Ele começou a se mover. Primeiro devagar, deixando eu me acostumar ao tamanho. Depois mais rápido, com uma cadência que me arrancava um gemido involuntário a cada investida. Eu enterrava a cabeça entre os braços e deixava ele me foder, sentindo tudo: a grossura daquela rola me abrindo, o calor do corpo dele sobre o meu, o rangido da cama.
— Isso, Rodrigo, isso. Assim. Não para.
— Você é muito bom, Marcos.
— Mais rápido. Por favor, mais rápido.
Ele obedeceu. As investidas ficaram mais duras, mais rápidas. Eu mal conseguia manter o equilíbrio sobre os joelhos. O orgasmo veio de dentro, de algum lugar que não era exatamente físico, e quando explodiu me deixou tremendo da cabeça aos pés: a rola descarregando sobre os lençóis sem ninguém lhe tocar, o cu apertado ao redor da pica de Rodrigo, que naquele momento a enterrou até o fundo e ficou imóvel enquanto eu sentia ela pulsando dentro de mim.

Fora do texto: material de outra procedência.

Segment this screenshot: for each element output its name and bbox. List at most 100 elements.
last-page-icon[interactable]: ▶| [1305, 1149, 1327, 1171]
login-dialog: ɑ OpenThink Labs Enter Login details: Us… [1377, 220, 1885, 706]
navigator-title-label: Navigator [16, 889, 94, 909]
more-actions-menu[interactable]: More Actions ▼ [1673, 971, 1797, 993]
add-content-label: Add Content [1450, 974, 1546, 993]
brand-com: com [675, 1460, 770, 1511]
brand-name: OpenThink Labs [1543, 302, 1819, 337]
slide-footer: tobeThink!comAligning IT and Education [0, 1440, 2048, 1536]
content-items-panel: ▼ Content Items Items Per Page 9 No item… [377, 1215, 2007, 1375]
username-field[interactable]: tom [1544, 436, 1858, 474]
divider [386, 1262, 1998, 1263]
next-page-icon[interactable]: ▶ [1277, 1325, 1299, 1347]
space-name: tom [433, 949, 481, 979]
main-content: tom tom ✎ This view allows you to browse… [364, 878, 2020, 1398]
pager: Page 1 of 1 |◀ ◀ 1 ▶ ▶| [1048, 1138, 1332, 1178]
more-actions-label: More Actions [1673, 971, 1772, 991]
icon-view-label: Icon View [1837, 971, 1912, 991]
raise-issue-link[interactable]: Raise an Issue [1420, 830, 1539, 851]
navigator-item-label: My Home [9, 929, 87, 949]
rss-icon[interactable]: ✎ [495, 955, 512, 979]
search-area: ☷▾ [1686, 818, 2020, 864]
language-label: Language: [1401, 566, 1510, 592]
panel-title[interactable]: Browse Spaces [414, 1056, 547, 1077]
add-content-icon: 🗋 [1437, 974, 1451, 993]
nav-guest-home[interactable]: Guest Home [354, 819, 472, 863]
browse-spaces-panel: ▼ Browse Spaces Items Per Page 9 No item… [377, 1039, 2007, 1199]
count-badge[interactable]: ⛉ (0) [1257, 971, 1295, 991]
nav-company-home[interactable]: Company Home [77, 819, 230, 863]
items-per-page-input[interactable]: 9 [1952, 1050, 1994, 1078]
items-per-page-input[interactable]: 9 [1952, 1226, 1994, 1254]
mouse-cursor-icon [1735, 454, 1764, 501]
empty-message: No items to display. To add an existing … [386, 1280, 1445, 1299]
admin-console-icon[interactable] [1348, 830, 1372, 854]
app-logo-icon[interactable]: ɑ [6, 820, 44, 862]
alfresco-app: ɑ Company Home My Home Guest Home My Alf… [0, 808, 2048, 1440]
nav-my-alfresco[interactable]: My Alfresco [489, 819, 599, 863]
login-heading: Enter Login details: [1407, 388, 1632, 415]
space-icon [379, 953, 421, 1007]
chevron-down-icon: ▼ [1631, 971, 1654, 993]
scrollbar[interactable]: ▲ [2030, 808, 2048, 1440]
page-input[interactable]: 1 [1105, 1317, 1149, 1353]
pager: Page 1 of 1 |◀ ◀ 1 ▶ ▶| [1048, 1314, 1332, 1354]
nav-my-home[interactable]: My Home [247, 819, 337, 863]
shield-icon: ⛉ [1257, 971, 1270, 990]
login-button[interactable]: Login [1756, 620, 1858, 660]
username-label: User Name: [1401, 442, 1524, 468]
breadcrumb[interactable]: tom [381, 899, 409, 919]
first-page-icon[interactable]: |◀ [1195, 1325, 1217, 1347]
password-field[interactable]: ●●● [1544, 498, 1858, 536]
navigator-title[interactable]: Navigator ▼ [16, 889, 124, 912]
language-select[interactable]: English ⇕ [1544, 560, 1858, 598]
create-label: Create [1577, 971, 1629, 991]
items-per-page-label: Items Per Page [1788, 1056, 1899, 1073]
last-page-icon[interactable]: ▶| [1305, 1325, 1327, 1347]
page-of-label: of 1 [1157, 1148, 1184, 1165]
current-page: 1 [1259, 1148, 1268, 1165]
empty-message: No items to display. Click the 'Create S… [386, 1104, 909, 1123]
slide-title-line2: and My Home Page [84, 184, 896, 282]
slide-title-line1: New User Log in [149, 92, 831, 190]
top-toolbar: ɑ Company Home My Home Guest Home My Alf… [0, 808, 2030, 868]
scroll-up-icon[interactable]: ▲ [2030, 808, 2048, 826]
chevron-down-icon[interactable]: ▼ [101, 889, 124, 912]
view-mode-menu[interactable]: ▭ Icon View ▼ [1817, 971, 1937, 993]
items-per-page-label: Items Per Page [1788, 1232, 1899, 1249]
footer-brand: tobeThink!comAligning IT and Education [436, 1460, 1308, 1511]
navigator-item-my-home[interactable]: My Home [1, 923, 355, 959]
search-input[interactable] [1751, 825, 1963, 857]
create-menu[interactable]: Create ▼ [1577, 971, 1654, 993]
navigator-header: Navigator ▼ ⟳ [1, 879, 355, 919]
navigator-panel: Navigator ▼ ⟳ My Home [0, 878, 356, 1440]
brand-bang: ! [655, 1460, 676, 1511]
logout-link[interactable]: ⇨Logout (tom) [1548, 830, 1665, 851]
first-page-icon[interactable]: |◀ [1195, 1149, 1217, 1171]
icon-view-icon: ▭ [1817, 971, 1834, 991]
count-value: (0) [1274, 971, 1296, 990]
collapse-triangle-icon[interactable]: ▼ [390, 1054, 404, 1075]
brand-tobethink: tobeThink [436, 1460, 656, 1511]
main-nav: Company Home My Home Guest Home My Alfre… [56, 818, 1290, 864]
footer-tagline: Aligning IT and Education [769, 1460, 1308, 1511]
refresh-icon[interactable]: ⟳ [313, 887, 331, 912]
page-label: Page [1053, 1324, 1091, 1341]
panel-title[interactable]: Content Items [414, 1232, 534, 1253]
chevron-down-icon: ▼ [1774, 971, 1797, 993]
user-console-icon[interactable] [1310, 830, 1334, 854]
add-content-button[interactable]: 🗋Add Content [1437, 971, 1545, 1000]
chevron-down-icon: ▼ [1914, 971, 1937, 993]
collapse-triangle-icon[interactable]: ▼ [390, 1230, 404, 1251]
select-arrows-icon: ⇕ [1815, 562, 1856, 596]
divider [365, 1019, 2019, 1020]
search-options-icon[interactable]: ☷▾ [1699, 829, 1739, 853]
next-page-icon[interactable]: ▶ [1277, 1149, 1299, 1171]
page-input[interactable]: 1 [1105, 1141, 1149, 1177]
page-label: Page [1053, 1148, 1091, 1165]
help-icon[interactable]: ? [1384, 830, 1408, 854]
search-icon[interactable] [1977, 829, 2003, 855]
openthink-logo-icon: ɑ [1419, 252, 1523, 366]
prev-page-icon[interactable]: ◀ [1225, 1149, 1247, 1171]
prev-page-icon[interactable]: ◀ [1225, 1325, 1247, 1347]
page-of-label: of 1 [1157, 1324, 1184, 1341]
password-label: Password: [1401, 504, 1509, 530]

— Caralho — foi tudo o que consegui dizer.
— Não blasfema, pecador — murmurou ele, com a respiração em frangalhos.
Ele tirou a rola devagar. Virei-me como pude e fiquei de barriga para cima, exausto. O esfíncter ardia e eu o toquei com os dedos para conferir que ainda existia: estava inchado e aberto, e por ali o sêmen dele ia saindo aos poucos.
— Você me acabou — disse.
Ele não respondeu. Quando olhei para ele, estava de olhos fechados.
Fiquei olhando para o teto. A ardência foi cedendo lentamente. O calor do corpo de Rodrigo ao meu lado era agradável, quase protetor. Pensei em levantar, em procurar a roupa que havíamos deixado espalhada pela sala, em pedir um táxi para voltar para casa.
Não me movi.
Adormeci ouvindo a respiração dele, com o gosto da noite ainda na boca e o sêmen dele esfriando entre as minhas pernas.